According to the Merriam-Webster Dictionary, agriculture is “the science, art, or practice of cultivating the soil, producing crops, and raising livestock and in varying degrees the preparation and marketing of the resulting products.” To a student in the WIU School of Agriculture, defining the term is simple. For a student without an agriculture background and/or little knowledge of the industry, the term is not so easy to define. I had the opportunity to ask three Western Illinois University students outside of the WIU School of Agriculture to define agriculture and a couple of controversial terms the industry faces today. All three students had similar responses to the majority of questions, which leads me to believe the School of Agriculture has some room to improve on advocating for what is so close to our hearts.
What does ‘Agriculture’ mean to you?
From the students, I learned that agriculture is a compilation of corn, farming, and food production in conjunction to the economy. Agriculture is also responsible for feeding the world, and there is an immense amount of technology that enables farmers to produce high volumes of food that a majority of the public does not see. One of the interviewed students, Chandler Pillsbury, explained to me that agriculture is unappreciated and misunderstood by some people who are raised in urban areas and not exposed to the industry. He has his hometown and local school system to thank for providing him with his understanding of agriculture.
What is a ‘GMO’?
A question that can lead a class of agriculture students in an uproar, had the students silent from uncertainty. The consensus for GMOs was not unanimous among the non-agriculture students, however. Tatiana Garcia came to the conclusion that, “I don’t know what it stands for, but I feel like it’s some chemical that is bad for plants.” The other two could not define the term, but understood that it is beneficial for food production and is a controversial topic in the media today. I asked each student if the concerns for GMO products have promoted them to purchasing GMO free alternatives, and each said that price is the determining factor, not GMO-free labeling.
What does it mean for a product to be ‘Organic’?
The students well determined that chemicals cannot be used on a product labeled ‘organic’. Organic products are also all-natural and pure due to the absence of chemicals. Chandler said that he often thinks of milk when he hears the term organic because that is the only product that he makes a conscientious effort to purchase organic. He has been told that there is a difference in taste between organic and non-organic milk, so he chooses the option that appears more natural and safer to consume. He also purchases organic milk because the cattle are grass feed, a more humane feed regiment for the cattle, rather than fed a grain diet. The last of the interviewed students, Rachel Hamilton, understands there is a difference between organic and conventional food options, but the deciding factor for her grocery store purchases is the cost and not the hype for going organic.
How Should Aggies Respond?
It is apparent that consumers are conscience of food claims that put a negative light on conventional farming. The three students that I interviewed responded to my questions using the media phrases “all-natural”, “safer to eat”, and “chemical-free” without a full understanding of what each phrase meant. They do not know that there are over 20 chemical pesticides that are certified organic, or that the USDA regulates the amount of detectable residues on commercial produce, and that pork and poultry are not allowed to be treated with antibiotics.
It is not the consumers fault to have negative perceptions of conventionally grown food if they are not involved in agriculture and listen to the medias falsified reports. It is our responsibility as agriculture students and future agriculture professionals to shed light to food consumers on the truths about genetically modified food products and organic alternatives. What we cannot do is build a divide between us and food consumers and believe that the media will stop degrading agriculture. Agriculture professionals have to work harder then the media to spread a positive word for agriculture.
Meet the Students
Rachel is a senior at Western Illinois University majoring in Biology with a concentration in Psychiatry. Her hometown is Minooka, IL, a small suburb of Chicago. After graduation, Rachel plans to continue her education to earn a M.D in Psychiatry. Rachel’s closest connection to agriculture is driving by cornfields near her home.

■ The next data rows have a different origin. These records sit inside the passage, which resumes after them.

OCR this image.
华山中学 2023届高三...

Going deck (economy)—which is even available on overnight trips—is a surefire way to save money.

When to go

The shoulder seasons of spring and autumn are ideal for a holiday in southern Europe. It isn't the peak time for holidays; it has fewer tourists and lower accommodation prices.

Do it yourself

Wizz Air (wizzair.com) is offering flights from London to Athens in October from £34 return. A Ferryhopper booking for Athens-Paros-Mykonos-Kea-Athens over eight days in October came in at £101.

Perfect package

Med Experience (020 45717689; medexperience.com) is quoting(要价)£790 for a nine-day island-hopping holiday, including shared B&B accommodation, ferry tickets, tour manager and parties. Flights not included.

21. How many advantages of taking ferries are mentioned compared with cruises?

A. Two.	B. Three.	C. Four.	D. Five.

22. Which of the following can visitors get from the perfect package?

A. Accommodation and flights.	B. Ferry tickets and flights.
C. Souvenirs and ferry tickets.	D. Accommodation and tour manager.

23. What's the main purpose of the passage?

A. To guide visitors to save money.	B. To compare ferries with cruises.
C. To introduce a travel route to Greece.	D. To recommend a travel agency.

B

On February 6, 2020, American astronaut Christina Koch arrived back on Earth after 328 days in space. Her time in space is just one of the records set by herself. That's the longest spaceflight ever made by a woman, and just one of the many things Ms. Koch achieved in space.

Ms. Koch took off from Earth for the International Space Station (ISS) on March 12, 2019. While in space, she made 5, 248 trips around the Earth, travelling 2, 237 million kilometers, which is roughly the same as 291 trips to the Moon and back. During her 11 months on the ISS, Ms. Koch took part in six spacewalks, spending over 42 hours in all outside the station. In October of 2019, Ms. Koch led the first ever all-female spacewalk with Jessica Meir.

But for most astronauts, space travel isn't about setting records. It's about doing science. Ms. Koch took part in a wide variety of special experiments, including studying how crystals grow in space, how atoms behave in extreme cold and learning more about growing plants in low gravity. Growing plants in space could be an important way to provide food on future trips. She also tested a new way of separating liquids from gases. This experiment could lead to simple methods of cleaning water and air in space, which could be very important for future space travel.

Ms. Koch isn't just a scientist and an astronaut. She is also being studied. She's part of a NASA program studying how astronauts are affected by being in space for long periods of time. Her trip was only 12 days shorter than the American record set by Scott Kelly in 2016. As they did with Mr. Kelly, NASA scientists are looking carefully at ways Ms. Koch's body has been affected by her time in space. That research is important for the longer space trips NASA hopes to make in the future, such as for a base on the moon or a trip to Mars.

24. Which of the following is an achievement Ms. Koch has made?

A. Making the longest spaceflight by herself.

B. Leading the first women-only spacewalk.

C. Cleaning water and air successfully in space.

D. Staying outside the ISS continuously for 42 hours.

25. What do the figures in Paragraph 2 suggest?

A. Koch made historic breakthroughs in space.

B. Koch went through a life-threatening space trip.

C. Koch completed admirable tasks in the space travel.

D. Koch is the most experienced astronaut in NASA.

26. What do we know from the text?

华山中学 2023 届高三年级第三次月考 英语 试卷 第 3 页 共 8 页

Chandler is a junior RPTA major at Western Illinois University with a minor in Natural Resource Management. His hometown is Petersburg, IL, a small rural town 30 minutes north of Springfield. Chandler plans to work for The Department of Natural Resources or Wildlife Conservation after graduating WIU. The closest connection Chandler has to agriculture is through his Uncle who raises livestock and grain crops in Quincy, IL.

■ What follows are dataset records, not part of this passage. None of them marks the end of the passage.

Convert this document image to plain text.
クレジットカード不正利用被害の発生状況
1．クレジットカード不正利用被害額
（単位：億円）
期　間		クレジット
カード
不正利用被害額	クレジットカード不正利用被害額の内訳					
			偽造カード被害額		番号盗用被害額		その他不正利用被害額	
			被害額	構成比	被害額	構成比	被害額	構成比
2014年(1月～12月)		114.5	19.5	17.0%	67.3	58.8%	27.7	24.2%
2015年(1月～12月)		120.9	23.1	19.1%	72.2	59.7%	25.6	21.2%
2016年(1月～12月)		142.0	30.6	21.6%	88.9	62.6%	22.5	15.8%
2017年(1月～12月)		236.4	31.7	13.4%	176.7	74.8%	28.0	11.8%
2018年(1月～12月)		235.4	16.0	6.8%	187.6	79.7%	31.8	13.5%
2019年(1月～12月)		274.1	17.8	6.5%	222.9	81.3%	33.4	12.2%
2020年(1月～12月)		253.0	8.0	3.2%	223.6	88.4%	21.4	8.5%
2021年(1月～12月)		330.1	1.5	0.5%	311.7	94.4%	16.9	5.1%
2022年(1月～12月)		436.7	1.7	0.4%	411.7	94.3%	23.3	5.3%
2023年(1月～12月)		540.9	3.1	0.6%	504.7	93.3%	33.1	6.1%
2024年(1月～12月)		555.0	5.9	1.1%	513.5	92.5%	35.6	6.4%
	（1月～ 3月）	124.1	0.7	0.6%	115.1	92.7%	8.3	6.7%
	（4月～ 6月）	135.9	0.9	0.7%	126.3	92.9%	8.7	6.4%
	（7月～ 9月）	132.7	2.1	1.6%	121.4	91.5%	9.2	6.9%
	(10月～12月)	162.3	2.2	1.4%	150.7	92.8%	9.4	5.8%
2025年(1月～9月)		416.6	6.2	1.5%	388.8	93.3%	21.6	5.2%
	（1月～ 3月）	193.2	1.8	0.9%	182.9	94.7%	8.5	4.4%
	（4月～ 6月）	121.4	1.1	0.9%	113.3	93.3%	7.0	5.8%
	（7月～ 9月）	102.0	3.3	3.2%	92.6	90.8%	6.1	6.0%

Tatiana is a junior Mathematics major at Western Illinois University, minoring in Business. Her hometown is Mokena, IL, a southwest suburb of Chicago. After earning a Bachelors Degree at Western Illinois University, Tatiana will continue her education to earn a Masters degree in Business or similar discipline in hopes of becoming an actuary or accountant. Tatiana’s closest connection to agriculture is living across the street from a corn field.

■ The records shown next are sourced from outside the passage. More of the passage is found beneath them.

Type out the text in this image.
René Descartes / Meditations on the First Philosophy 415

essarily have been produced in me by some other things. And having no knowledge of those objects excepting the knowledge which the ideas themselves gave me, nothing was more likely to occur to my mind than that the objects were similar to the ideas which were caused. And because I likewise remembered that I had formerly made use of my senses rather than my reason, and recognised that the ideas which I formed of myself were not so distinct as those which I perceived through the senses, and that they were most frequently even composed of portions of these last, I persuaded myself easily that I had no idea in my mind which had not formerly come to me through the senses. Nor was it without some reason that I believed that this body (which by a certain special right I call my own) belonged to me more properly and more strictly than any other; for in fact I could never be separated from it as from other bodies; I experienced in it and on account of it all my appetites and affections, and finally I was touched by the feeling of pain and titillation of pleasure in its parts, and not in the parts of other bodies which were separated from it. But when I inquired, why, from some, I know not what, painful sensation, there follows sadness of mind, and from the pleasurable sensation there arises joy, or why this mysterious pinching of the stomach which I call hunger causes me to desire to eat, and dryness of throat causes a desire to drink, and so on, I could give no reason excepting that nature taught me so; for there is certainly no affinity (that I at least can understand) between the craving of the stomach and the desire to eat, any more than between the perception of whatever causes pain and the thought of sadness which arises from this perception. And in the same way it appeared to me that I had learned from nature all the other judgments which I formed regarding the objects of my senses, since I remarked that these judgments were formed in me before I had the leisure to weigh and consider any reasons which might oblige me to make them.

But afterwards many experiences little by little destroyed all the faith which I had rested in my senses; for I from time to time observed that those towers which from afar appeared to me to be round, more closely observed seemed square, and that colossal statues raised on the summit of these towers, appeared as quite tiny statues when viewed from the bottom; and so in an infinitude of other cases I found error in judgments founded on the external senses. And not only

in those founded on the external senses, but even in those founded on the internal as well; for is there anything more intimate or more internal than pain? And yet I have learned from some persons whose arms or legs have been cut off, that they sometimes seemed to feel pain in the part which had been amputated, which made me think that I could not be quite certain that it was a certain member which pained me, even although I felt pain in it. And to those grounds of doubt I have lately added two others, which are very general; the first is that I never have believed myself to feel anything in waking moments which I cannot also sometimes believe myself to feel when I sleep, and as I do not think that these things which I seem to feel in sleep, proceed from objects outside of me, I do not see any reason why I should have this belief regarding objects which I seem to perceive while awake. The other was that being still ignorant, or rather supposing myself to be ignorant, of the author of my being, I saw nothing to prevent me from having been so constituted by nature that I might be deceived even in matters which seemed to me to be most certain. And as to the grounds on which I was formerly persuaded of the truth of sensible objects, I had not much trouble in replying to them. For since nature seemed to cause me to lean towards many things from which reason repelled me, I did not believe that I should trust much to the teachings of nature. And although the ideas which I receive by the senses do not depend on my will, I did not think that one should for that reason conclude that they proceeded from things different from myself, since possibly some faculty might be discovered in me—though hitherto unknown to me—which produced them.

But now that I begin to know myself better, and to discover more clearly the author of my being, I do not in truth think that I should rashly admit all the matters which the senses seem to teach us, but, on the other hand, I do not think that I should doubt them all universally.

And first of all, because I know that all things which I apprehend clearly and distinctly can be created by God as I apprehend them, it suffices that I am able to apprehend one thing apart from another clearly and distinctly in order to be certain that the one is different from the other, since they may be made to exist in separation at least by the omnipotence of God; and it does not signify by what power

Hi there! My name is Rachael Sampson and I am a junior at WIU studying AgriScience with a minor in Economics. I live in Petersburg, IL where I was raised on a cattle and grain farm that sparked my passion for agriculture. I am a member of Collegiate Farm Bureau, Horticulture Club, WIU Global Ambassadors, Phi Sigma Sigma and a Centennial Honors College student. After graduation, I plan to attend graduate school to earn a Masters degree in Horticulture.